Our evidence substantiates the claim of Coca that in these pigs the third (heat resistant or yeast absorbed) complement component is missing.
The deficient serum may be activated for hemolytic tests by the addition of very small amounts of fresh human, guinea-pig, dog, cat, or rabbit serum, but not with the fresh serum of the ox, pig, duck, chicken, pigeon, sheep, frog, goat or mouse. Heated human serum is a potent activator. Certain sera have supplied as many as 5000 activating units per cubic centimeter.
The deficient serum is activated in vivo by injections of the fresh or heated serum from the normal guinea-pig or man. The activation is instantaneous after intravenous injections, with subcutaneous or intraperitoneal injection the activation is from four to eighteen hours later. The animal returns to its previous non-complementing state after three or four days.

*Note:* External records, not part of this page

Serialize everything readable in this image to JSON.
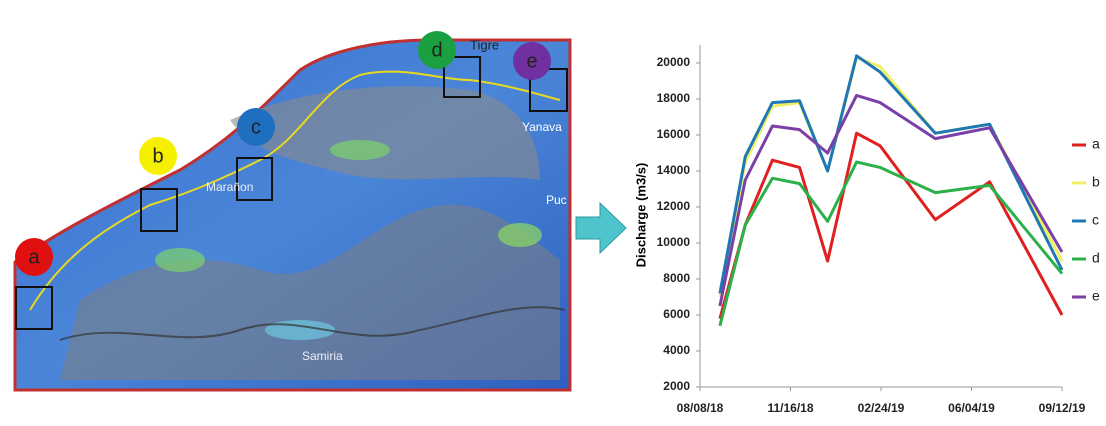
{
  "map": {
    "markers": [
      {
        "label": "a",
        "color": "#e01010"
      },
      {
        "label": "b",
        "color": "#f5f000"
      },
      {
        "label": "c",
        "color": "#1f6fc0"
      },
      {
        "label": "d",
        "color": "#1aa040"
      },
      {
        "label": "e",
        "color": "#7030a0"
      }
    ],
    "places": [
      "Tigre",
      "Yanava",
      "Marañon",
      "Puc",
      "Samiria"
    ]
  },
  "chart_data": {
    "type": "line",
    "y_label": "Discharge (m3/s)",
    "x": [
      "08/30/18",
      "09/27/18",
      "10/27/18",
      "11/26/18",
      "12/27/18",
      "01/28/19",
      "02/23/19",
      "04/25/19",
      "06/24/19",
      "09/12/19"
    ],
    "series": [
      {
        "name": "a",
        "color": "#e02020",
        "values": [
          5800,
          11000,
          14600,
          14200,
          9000,
          16100,
          15400,
          11300,
          13400,
          6000
        ]
      },
      {
        "name": "b",
        "color": "#f0f060",
        "values": [
          7000,
          14500,
          17600,
          17800,
          14000,
          20300,
          19800,
          16100,
          16600,
          9000
        ]
      },
      {
        "name": "c",
        "color": "#1f78b4",
        "values": [
          7200,
          14800,
          17800,
          17900,
          14000,
          20400,
          19500,
          16100,
          16600,
          8500
        ]
      },
      {
        "name": "d",
        "color": "#2bb04a",
        "values": [
          5400,
          11000,
          13600,
          13300,
          11200,
          14500,
          14200,
          12800,
          13200,
          8300
        ]
      },
      {
        "name": "e",
        "color": "#7b3fa8",
        "values": [
          6500,
          13500,
          16500,
          16300,
          15000,
          18200,
          17800,
          15800,
          16400,
          9500
        ]
      }
    ],
    "xlim": [
      "08/08/18",
      "09/12/19"
    ],
    "xticks": [
      "08/08/18",
      "11/16/18",
      "02/24/19",
      "06/04/19",
      "09/12/19"
    ],
    "ylim": [
      2000,
      21000
    ],
    "yticks": [
      2000,
      4000,
      6000,
      8000,
      10000,
      12000,
      14000,
      16000,
      18000,
      20000
    ]
  }
}
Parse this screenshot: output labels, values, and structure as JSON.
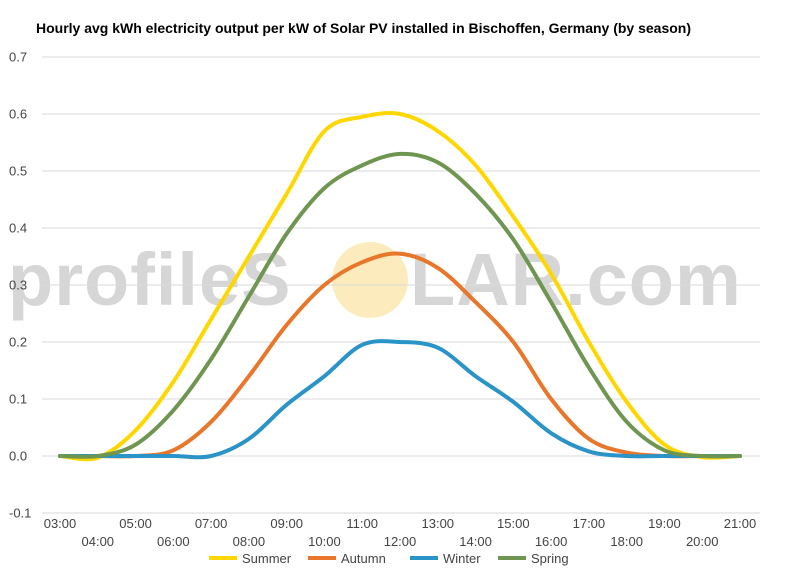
{
  "watermark": {
    "left_text": "profileS",
    "right_text": "LAR.com",
    "sun_color": "#f9d26b"
  },
  "chart_data": {
    "type": "line",
    "title": "Hourly avg kWh electricity output per kW of Solar PV installed in Bischoffen, Germany (by season)",
    "xlabel": "",
    "ylabel": "",
    "ylim": [
      -0.1,
      0.7
    ],
    "yticks": [
      "-0.1",
      "0.0",
      "0.1",
      "0.2",
      "0.3",
      "0.4",
      "0.5",
      "0.6",
      "0.7"
    ],
    "x": [
      "03:00",
      "04:00",
      "05:00",
      "06:00",
      "07:00",
      "08:00",
      "09:00",
      "10:00",
      "11:00",
      "12:00",
      "13:00",
      "14:00",
      "15:00",
      "16:00",
      "17:00",
      "18:00",
      "19:00",
      "20:00",
      "21:00"
    ],
    "grid": true,
    "legend": "bottom",
    "series": [
      {
        "name": "Summer",
        "color": "#ffd700",
        "values": [
          0.0,
          -0.003,
          0.045,
          0.13,
          0.24,
          0.35,
          0.46,
          0.57,
          0.595,
          0.6,
          0.57,
          0.51,
          0.42,
          0.32,
          0.2,
          0.095,
          0.02,
          -0.002,
          0.0
        ]
      },
      {
        "name": "Autumn",
        "color": "#e8762b",
        "values": [
          0.0,
          0.0,
          0.0,
          0.01,
          0.06,
          0.14,
          0.23,
          0.3,
          0.34,
          0.355,
          0.33,
          0.27,
          0.2,
          0.1,
          0.03,
          0.006,
          0.0,
          0.0,
          0.0
        ]
      },
      {
        "name": "Winter",
        "color": "#2a93c7",
        "values": [
          0.0,
          0.0,
          0.0,
          0.0,
          0.0,
          0.03,
          0.09,
          0.14,
          0.195,
          0.2,
          0.19,
          0.14,
          0.095,
          0.04,
          0.008,
          0.0,
          0.0,
          0.0,
          0.0
        ]
      },
      {
        "name": "Spring",
        "color": "#6f9650",
        "values": [
          0.0,
          0.0,
          0.02,
          0.08,
          0.17,
          0.28,
          0.39,
          0.47,
          0.51,
          0.53,
          0.515,
          0.46,
          0.38,
          0.27,
          0.155,
          0.06,
          0.01,
          0.0,
          0.0
        ]
      }
    ]
  }
}
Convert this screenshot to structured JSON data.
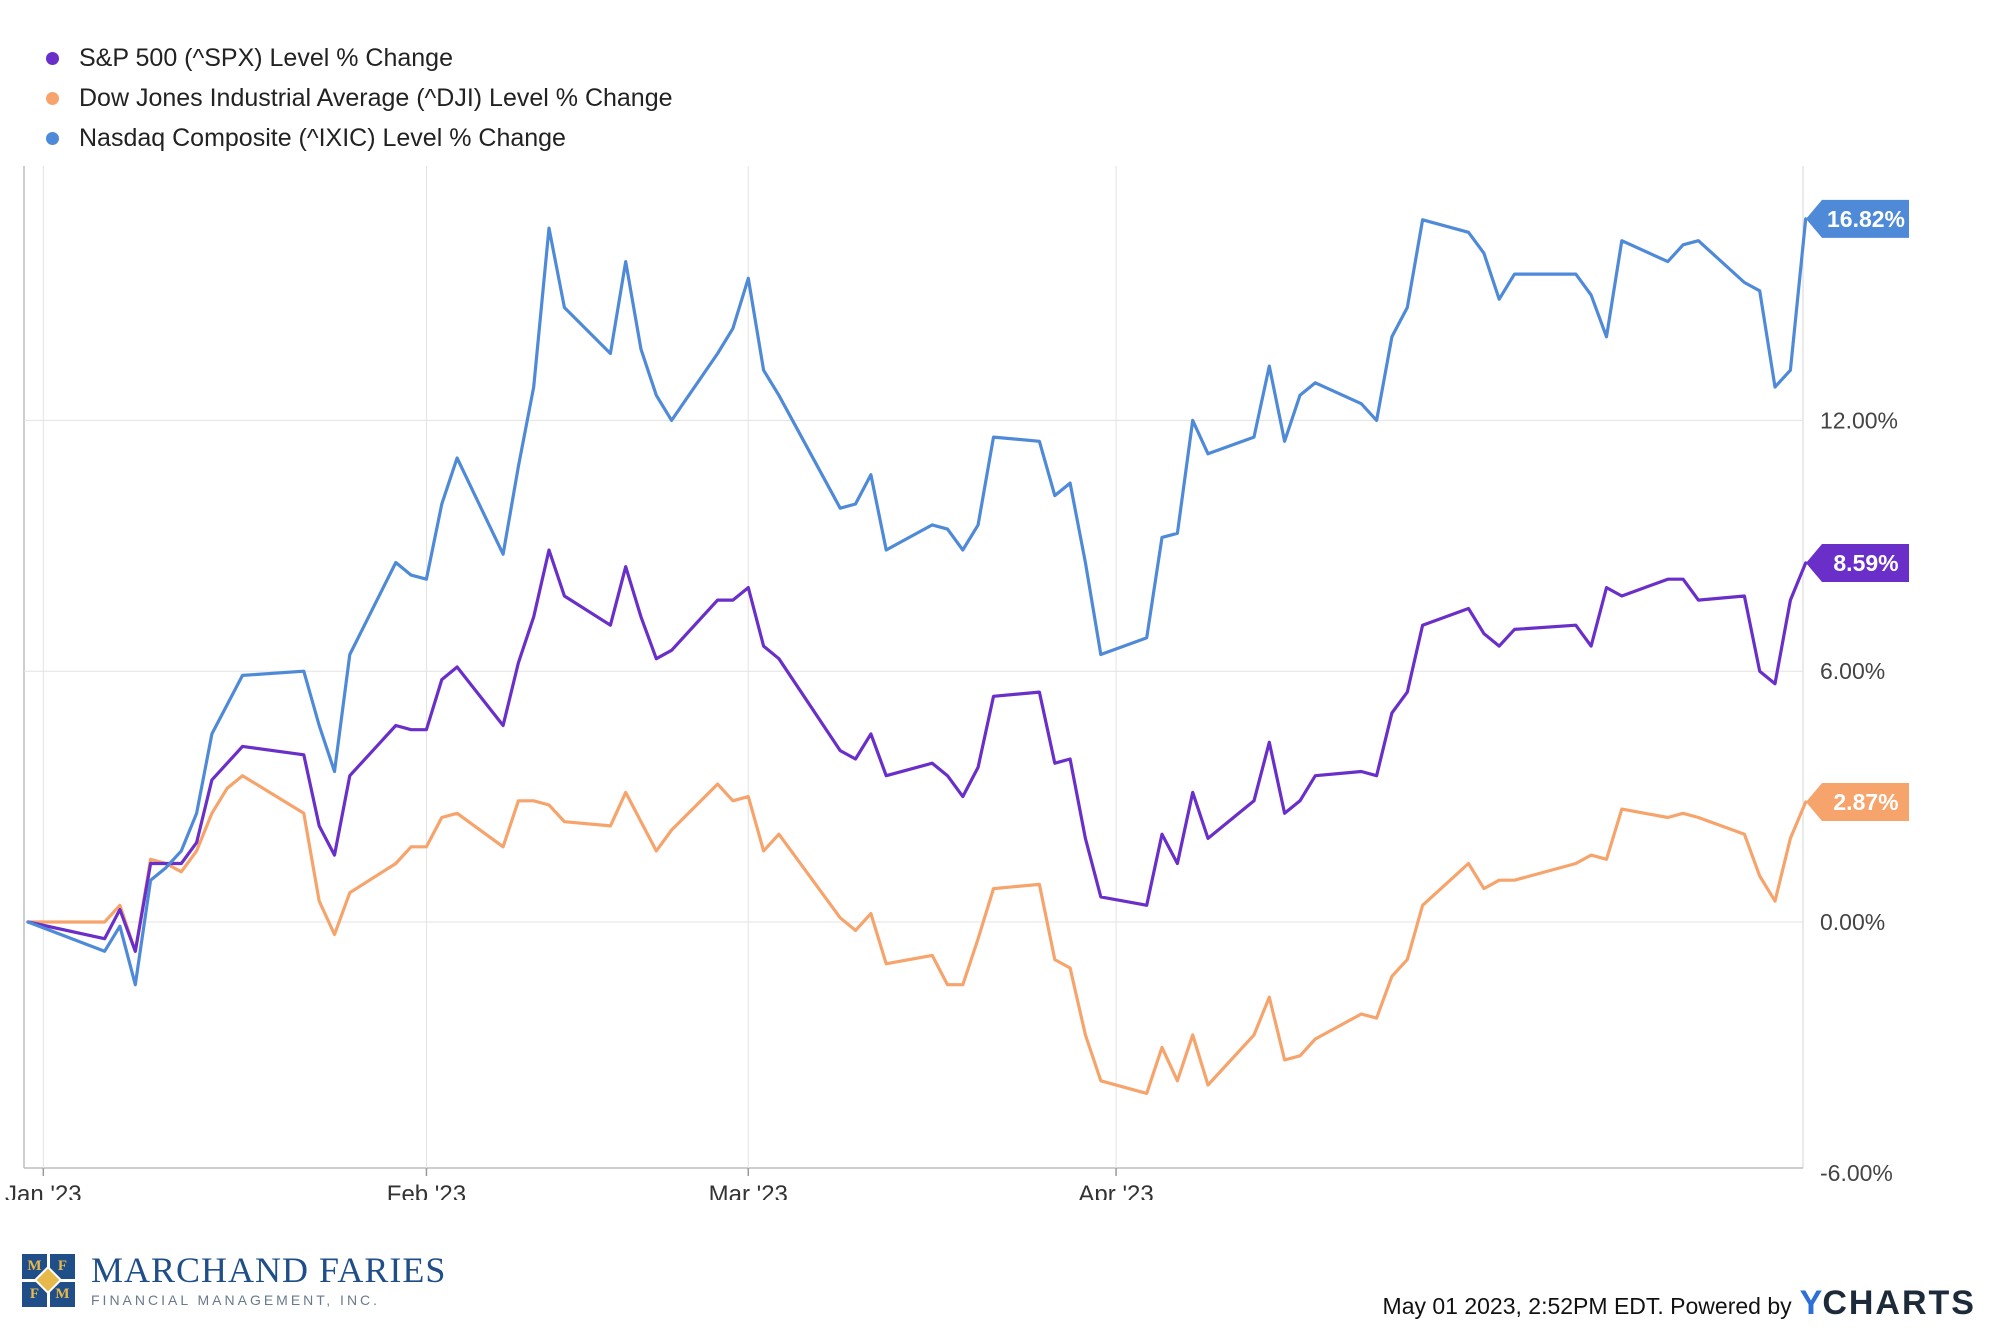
{
  "chart_data": {
    "type": "line",
    "x_label_ticks": [
      "Jan '23",
      "Feb '23",
      "Mar '23",
      "Apr '23"
    ],
    "y_ticks": [
      "12.00%",
      "6.00%",
      "0.00%",
      "-6.00%"
    ],
    "ylim": [
      -6,
      18
    ],
    "grid": true,
    "legend_placement": "top-left",
    "series": [
      {
        "name": "S&P 500 (^SPX) Level % Change",
        "color": "#6a2fc9",
        "end_label": "8.59%",
        "values": [
          [
            0,
            0
          ],
          [
            5,
            -0.4
          ],
          [
            6,
            0.3
          ],
          [
            7,
            -0.7
          ],
          [
            8,
            1.4
          ],
          [
            9,
            1.4
          ],
          [
            10,
            1.4
          ],
          [
            11,
            1.9
          ],
          [
            12,
            3.4
          ],
          [
            13,
            3.8
          ],
          [
            14,
            4.2
          ],
          [
            18,
            4.0
          ],
          [
            19,
            2.3
          ],
          [
            20,
            1.6
          ],
          [
            21,
            3.5
          ],
          [
            24,
            4.7
          ],
          [
            25,
            4.6
          ],
          [
            26,
            4.6
          ],
          [
            27,
            5.8
          ],
          [
            28,
            6.1
          ],
          [
            31,
            4.7
          ],
          [
            32,
            6.2
          ],
          [
            33,
            7.3
          ],
          [
            34,
            8.9
          ],
          [
            35,
            7.8
          ],
          [
            38,
            7.1
          ],
          [
            39,
            8.5
          ],
          [
            40,
            7.3
          ],
          [
            41,
            6.3
          ],
          [
            42,
            6.5
          ],
          [
            45,
            7.7
          ],
          [
            46,
            7.7
          ],
          [
            47,
            8.0
          ],
          [
            48,
            6.6
          ],
          [
            49,
            6.3
          ],
          [
            53,
            4.1
          ],
          [
            54,
            3.9
          ],
          [
            55,
            4.5
          ],
          [
            56,
            3.5
          ],
          [
            59,
            3.8
          ],
          [
            60,
            3.5
          ],
          [
            61,
            3.0
          ],
          [
            62,
            3.7
          ],
          [
            63,
            5.4
          ],
          [
            66,
            5.5
          ],
          [
            67,
            3.8
          ],
          [
            68,
            3.9
          ],
          [
            69,
            2.0
          ],
          [
            70,
            0.6
          ],
          [
            73,
            0.4
          ],
          [
            74,
            2.1
          ],
          [
            75,
            1.4
          ],
          [
            76,
            3.1
          ],
          [
            77,
            2.0
          ],
          [
            80,
            2.9
          ],
          [
            81,
            4.3
          ],
          [
            82,
            2.6
          ],
          [
            83,
            2.9
          ],
          [
            84,
            3.5
          ],
          [
            87,
            3.6
          ],
          [
            88,
            3.5
          ],
          [
            89,
            5.0
          ],
          [
            90,
            5.5
          ],
          [
            91,
            7.1
          ],
          [
            94,
            7.5
          ],
          [
            95,
            6.9
          ],
          [
            96,
            6.6
          ],
          [
            97,
            7.0
          ],
          [
            101,
            7.1
          ],
          [
            102,
            6.6
          ],
          [
            103,
            8.0
          ],
          [
            104,
            7.8
          ],
          [
            107,
            8.2
          ],
          [
            108,
            8.2
          ],
          [
            109,
            7.7
          ],
          [
            112,
            7.8
          ],
          [
            113,
            6.0
          ],
          [
            114,
            5.7
          ],
          [
            115,
            7.7
          ],
          [
            116,
            8.59
          ]
        ]
      },
      {
        "name": "Dow Jones Industrial Average (^DJI) Level % Change",
        "color": "#f6a46c",
        "end_label": "2.87%",
        "values": [
          [
            0,
            0
          ],
          [
            5,
            0
          ],
          [
            6,
            0.4
          ],
          [
            7,
            -0.7
          ],
          [
            8,
            1.5
          ],
          [
            9,
            1.4
          ],
          [
            10,
            1.2
          ],
          [
            11,
            1.7
          ],
          [
            12,
            2.6
          ],
          [
            13,
            3.2
          ],
          [
            14,
            3.5
          ],
          [
            18,
            2.6
          ],
          [
            19,
            0.5
          ],
          [
            20,
            -0.3
          ],
          [
            21,
            0.7
          ],
          [
            24,
            1.4
          ],
          [
            25,
            1.8
          ],
          [
            26,
            1.8
          ],
          [
            27,
            2.5
          ],
          [
            28,
            2.6
          ],
          [
            31,
            1.8
          ],
          [
            32,
            2.9
          ],
          [
            33,
            2.9
          ],
          [
            34,
            2.8
          ],
          [
            35,
            2.4
          ],
          [
            38,
            2.3
          ],
          [
            39,
            3.1
          ],
          [
            40,
            2.4
          ],
          [
            41,
            1.7
          ],
          [
            42,
            2.2
          ],
          [
            45,
            3.3
          ],
          [
            46,
            2.9
          ],
          [
            47,
            3.0
          ],
          [
            48,
            1.7
          ],
          [
            49,
            2.1
          ],
          [
            53,
            0.1
          ],
          [
            54,
            -0.2
          ],
          [
            55,
            0.2
          ],
          [
            56,
            -1.0
          ],
          [
            59,
            -0.8
          ],
          [
            60,
            -1.5
          ],
          [
            61,
            -1.5
          ],
          [
            62,
            -0.4
          ],
          [
            63,
            0.8
          ],
          [
            66,
            0.9
          ],
          [
            67,
            -0.9
          ],
          [
            68,
            -1.1
          ],
          [
            69,
            -2.7
          ],
          [
            70,
            -3.8
          ],
          [
            73,
            -4.1
          ],
          [
            74,
            -3.0
          ],
          [
            75,
            -3.8
          ],
          [
            76,
            -2.7
          ],
          [
            77,
            -3.9
          ],
          [
            80,
            -2.7
          ],
          [
            81,
            -1.8
          ],
          [
            82,
            -3.3
          ],
          [
            83,
            -3.2
          ],
          [
            84,
            -2.8
          ],
          [
            87,
            -2.2
          ],
          [
            88,
            -2.3
          ],
          [
            89,
            -1.3
          ],
          [
            90,
            -0.9
          ],
          [
            91,
            0.4
          ],
          [
            94,
            1.4
          ],
          [
            95,
            0.8
          ],
          [
            96,
            1.0
          ],
          [
            97,
            1.0
          ],
          [
            101,
            1.4
          ],
          [
            102,
            1.6
          ],
          [
            103,
            1.5
          ],
          [
            104,
            2.7
          ],
          [
            107,
            2.5
          ],
          [
            108,
            2.6
          ],
          [
            109,
            2.5
          ],
          [
            112,
            2.1
          ],
          [
            113,
            1.1
          ],
          [
            114,
            0.5
          ],
          [
            115,
            2.0
          ],
          [
            116,
            2.87
          ]
        ]
      },
      {
        "name": "Nasdaq Composite (^IXIC) Level % Change",
        "color": "#4f8ad8",
        "end_label": "16.82%",
        "values": [
          [
            0,
            0
          ],
          [
            5,
            -0.7
          ],
          [
            6,
            -0.1
          ],
          [
            7,
            -1.5
          ],
          [
            8,
            1.0
          ],
          [
            9,
            1.3
          ],
          [
            10,
            1.7
          ],
          [
            11,
            2.6
          ],
          [
            12,
            4.5
          ],
          [
            13,
            5.2
          ],
          [
            14,
            5.9
          ],
          [
            18,
            6.0
          ],
          [
            19,
            4.7
          ],
          [
            20,
            3.6
          ],
          [
            21,
            6.4
          ],
          [
            24,
            8.6
          ],
          [
            25,
            8.3
          ],
          [
            26,
            8.2
          ],
          [
            27,
            10.0
          ],
          [
            28,
            11.1
          ],
          [
            31,
            8.8
          ],
          [
            32,
            10.9
          ],
          [
            33,
            12.8
          ],
          [
            34,
            16.6
          ],
          [
            35,
            14.7
          ],
          [
            38,
            13.6
          ],
          [
            39,
            15.8
          ],
          [
            40,
            13.7
          ],
          [
            41,
            12.6
          ],
          [
            42,
            12.0
          ],
          [
            45,
            13.6
          ],
          [
            46,
            14.2
          ],
          [
            47,
            15.4
          ],
          [
            48,
            13.2
          ],
          [
            49,
            12.6
          ],
          [
            53,
            9.9
          ],
          [
            54,
            10.0
          ],
          [
            55,
            10.7
          ],
          [
            56,
            8.9
          ],
          [
            59,
            9.5
          ],
          [
            60,
            9.4
          ],
          [
            61,
            8.9
          ],
          [
            62,
            9.5
          ],
          [
            63,
            11.6
          ],
          [
            66,
            11.5
          ],
          [
            67,
            10.2
          ],
          [
            68,
            10.5
          ],
          [
            69,
            8.6
          ],
          [
            70,
            6.4
          ],
          [
            73,
            6.8
          ],
          [
            74,
            9.2
          ],
          [
            75,
            9.3
          ],
          [
            76,
            12.0
          ],
          [
            77,
            11.2
          ],
          [
            80,
            11.6
          ],
          [
            81,
            13.3
          ],
          [
            82,
            11.5
          ],
          [
            83,
            12.6
          ],
          [
            84,
            12.9
          ],
          [
            87,
            12.4
          ],
          [
            88,
            12.0
          ],
          [
            89,
            14.0
          ],
          [
            90,
            14.7
          ],
          [
            91,
            16.8
          ],
          [
            94,
            16.5
          ],
          [
            95,
            16.0
          ],
          [
            96,
            14.9
          ],
          [
            97,
            15.5
          ],
          [
            101,
            15.5
          ],
          [
            102,
            15.0
          ],
          [
            103,
            14.0
          ],
          [
            104,
            16.3
          ],
          [
            107,
            15.8
          ],
          [
            108,
            16.2
          ],
          [
            109,
            16.3
          ],
          [
            112,
            15.3
          ],
          [
            113,
            15.1
          ],
          [
            114,
            12.8
          ],
          [
            115,
            13.2
          ],
          [
            116,
            16.82
          ]
        ]
      }
    ]
  },
  "logo": {
    "letters": [
      "M",
      "F",
      "F",
      "M"
    ],
    "name": "MARCHAND FARIES",
    "subtitle": "FINANCIAL MANAGEMENT, INC."
  },
  "footer": {
    "timestamp_text": "May 01 2023, 2:52PM EDT. Powered by",
    "brand_y": "Y",
    "brand_rest": "CHARTS"
  }
}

Complement-deficient serum is lytic for red corpuscles provided that large quantities of sensitizing serum are used. The deficient serum becomes active under these conditions because the sensitizing serum supplied the factor which the deficient serum lacks. This factor seems to be the third or thermostable complement component, since (a) hemolytic sera that are capable of sensitizing corpuscles for the complement-deficient serum lose this power after treatment with yeast, although the hemolytic titer has not been reduced, (b) serum heated above 56°C. loses its power to react with deficient serum while it is still very potent in reactions with normal guinea-pig serum, (c) on aging, hemolytic sera become non-reactive with the deficient serum but retain the power to react with normal serum, and (d) a very potent hemolytic serum was encountered which would not sensitize corpuscles for the complement-deficient serum regardless of the number of hemolytic units added to the reaction. This evidence denies Ecker's claim to the effect that the susceptibility of the corpuscles to the lytic action of the deficient serum is due to supersensitization per se.
The third complement component would seem to share certain properties usually attributed to enzymes since it brings about changes out of all proportions to the amount involved. This component although produced by a living organism, is not in itself living in the sense that it possesses independent power of growth and reproduction. It effects changes not merely by virtue of its quality but also by virtue of its quantity.
The complement-deficient guinea-pig would seem to hold its own quite as well as the normal when kept under ideal conditions but succumbs more readily when the environment is adverse.
The complementing condition of the deficient guinea-pig is not modified as a result of keeping the animal on a diet of grass, raw vegetables, etc.
The complement-deficient condition behaves in heredity as a simple recessive Mendelian unit which gives clean-cut segregation from its normal allelomorph.
The third complement component does not pass through placenta from mother to offspring. Neither does it pass from the fetus to the mother. The third component is of autochthonic origin and whether or not it is present is determined by the inherited genotypical make-up of the zygote.
The recent claim of Guyer to the effect that acquired characters impress themselves on the germ plasm by way of the blood stream finds no support in light of the clear-cut lack of influence which is shown to exist between the third complement component in the blood and the gene for this character in the germ plasm of the guinea-pig.